Aldo Rossi
Max Protetch Gallery And Institute For Architecture And Urban Studies
“Only two things belong to architecture, the tomb and the monument,” wrote Adolf Loos, “All the rest is building.” The architectural discourse of Aldo Rossi, leader of the Italian neorealist Tendenza group, could be an elaborate meditation on Loos’ statement. Detractors emphasize Rossi’s indifference to function and argue that his housing projects resemble barracks, his elementary school in Fagnano Olona looks like a prison and that his celebrated Modena Cemetery design, with its dominating cone shaped like a chimney stack, is a reminder of concentration camps. Rossi has parried these attacks ably, denying charges of Fascist influence but admitting a respect for the “enormous collective feat” of Stalinist architecture. Yet Rossi’s adversaries could hardly be more damaging than his supporters. Manfredo Tafuri, who has called Rossi’s career “a fascinating, though superfluous, silence,” has assumed that his elements are drained of significance, mere counters in an elegant game played around an absence which is architecture’s inability to achieve public meaning at this moment.
At the heart of any discussion of Rossi is his concept of “autonomous architecture,” the reworking of typological schemes divorced from circumstance, in which the act of relating elemental forms is itself crucial and the aim is a civic architecture with no moral or esthetic ideals. The advantages of an apparent relinquishment of originality lie precisely in ease of perception of relationships between units, relationships which, according to his theory of analogy, are themselves based on the organization of a city. So by a process of Platonic prestidigitation a parity is achieved between monument and city; Rossi might say that the city is thinking itself. His approach is more subtle than that, however, showing a willingness to entertain many simultaneous conjunctions of public and private. “Sometimes I have asked myself where the individuality of an urban fact begins, whether it is in form, in memory or in something else,” he writes. “We might say it is in the event itself or the sign that fixes it.”
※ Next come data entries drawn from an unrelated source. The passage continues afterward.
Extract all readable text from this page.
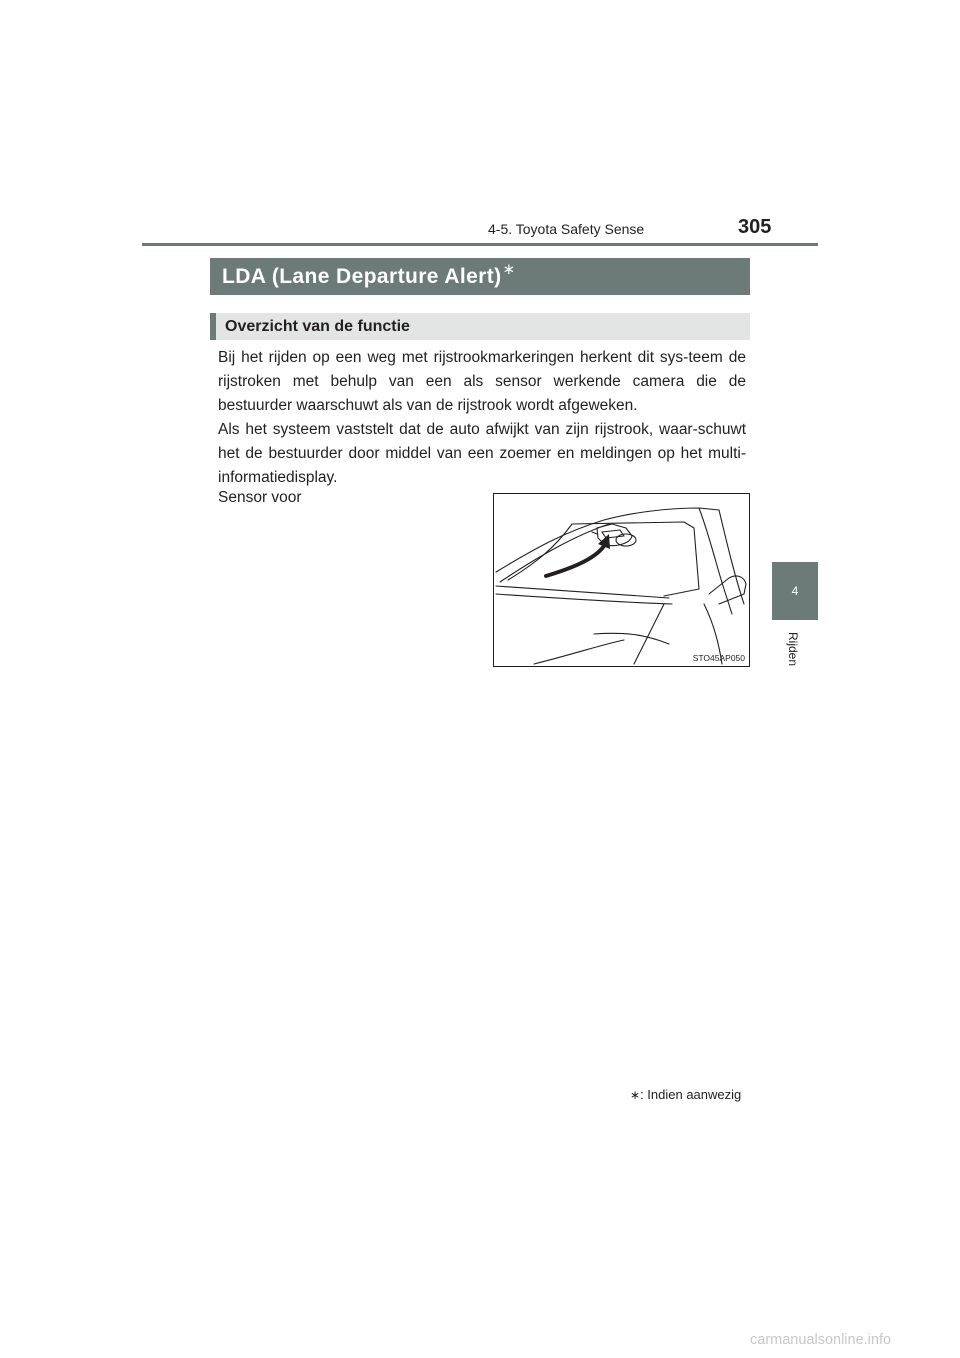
4-5. Toyota Safety Sense	305
LDA (Lane Departure Alert) ∗
Overzicht van de functie

Bij het rijden op een weg met rijstrookmarkeringen herkent dit sys-teem de rijstroken met behulp van een als sensor werkende camera die de bestuurder waarschuwt als van de rijstrook wordt afgeweken.

Als het systeem vaststelt dat de auto afwijkt van zijn rijstrook, waar-schuwt het de bestuurder door middel van een zoemer en meldingen op het multi-informatiedisplay.

Sensor voor

STO45AP050
4
Rijden
∗: Indien aanwezig
carmanualsonline.info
Drawings reveal that the units he arranges and rearranges possess a deeply personal quality. A palmtree, a figure in a window, a saint’s hand from a statue, a lighthouse, a coffeepot, an airship, rows of rectangular windows, a cabaña, chunks of falling masonry, all evoke reminiscences of childhood, travels or moments of heightened awareness. Memory is vital to Rossi’s whole enterprise; expression can be made evident in elemental forms only when the act of disposing them is equivalent to a recovery of sensations. If Rossi venerates Roussel, not Proust, one reason could be Roussel’s obsession not with tracing the history of the madeleine experience but with assembling a literary machine for generating experiences of the same kind, intent on making this useful information public knowledge. Rossi’s organizations may work only for Rossi himself, but he has always proclaimed his desire to “explain” them in writing, and may now use movies to do so.
Why, then, has Rossi said that his American drawings are “free of memory”? Perhaps the answer lies in his employment of the term “analogous city.” As Peter Eisenman explains it, if analogy means reasoning from parallel cases “without the intervention of the formative steps through which they arose,” then the city as analogue must be functionless, divested of meaning, regarded solely in terms of architectural—even “sculptural”—values. In Jung analogy is the “shadow of logic” and Rossi uses this sense of the word too, asserting that it cannot be penetrated by the conscious mind. By exorcising the various correspondences between his symbols Rossi can rob them of private significance. “Public” blankness, the uncaring emotion which follows, may be an indication that what he calls his “analogic mechanism” is operating. “Today I know that it is sufficient to look at things,” he has said recently. Estheticism? Banality? Reverie? Since Rossi’s poetry, his concern with mood, his wish to reconsider the “order of things” all seem countered or even denied within his work itself, we should not expect any quick solutions.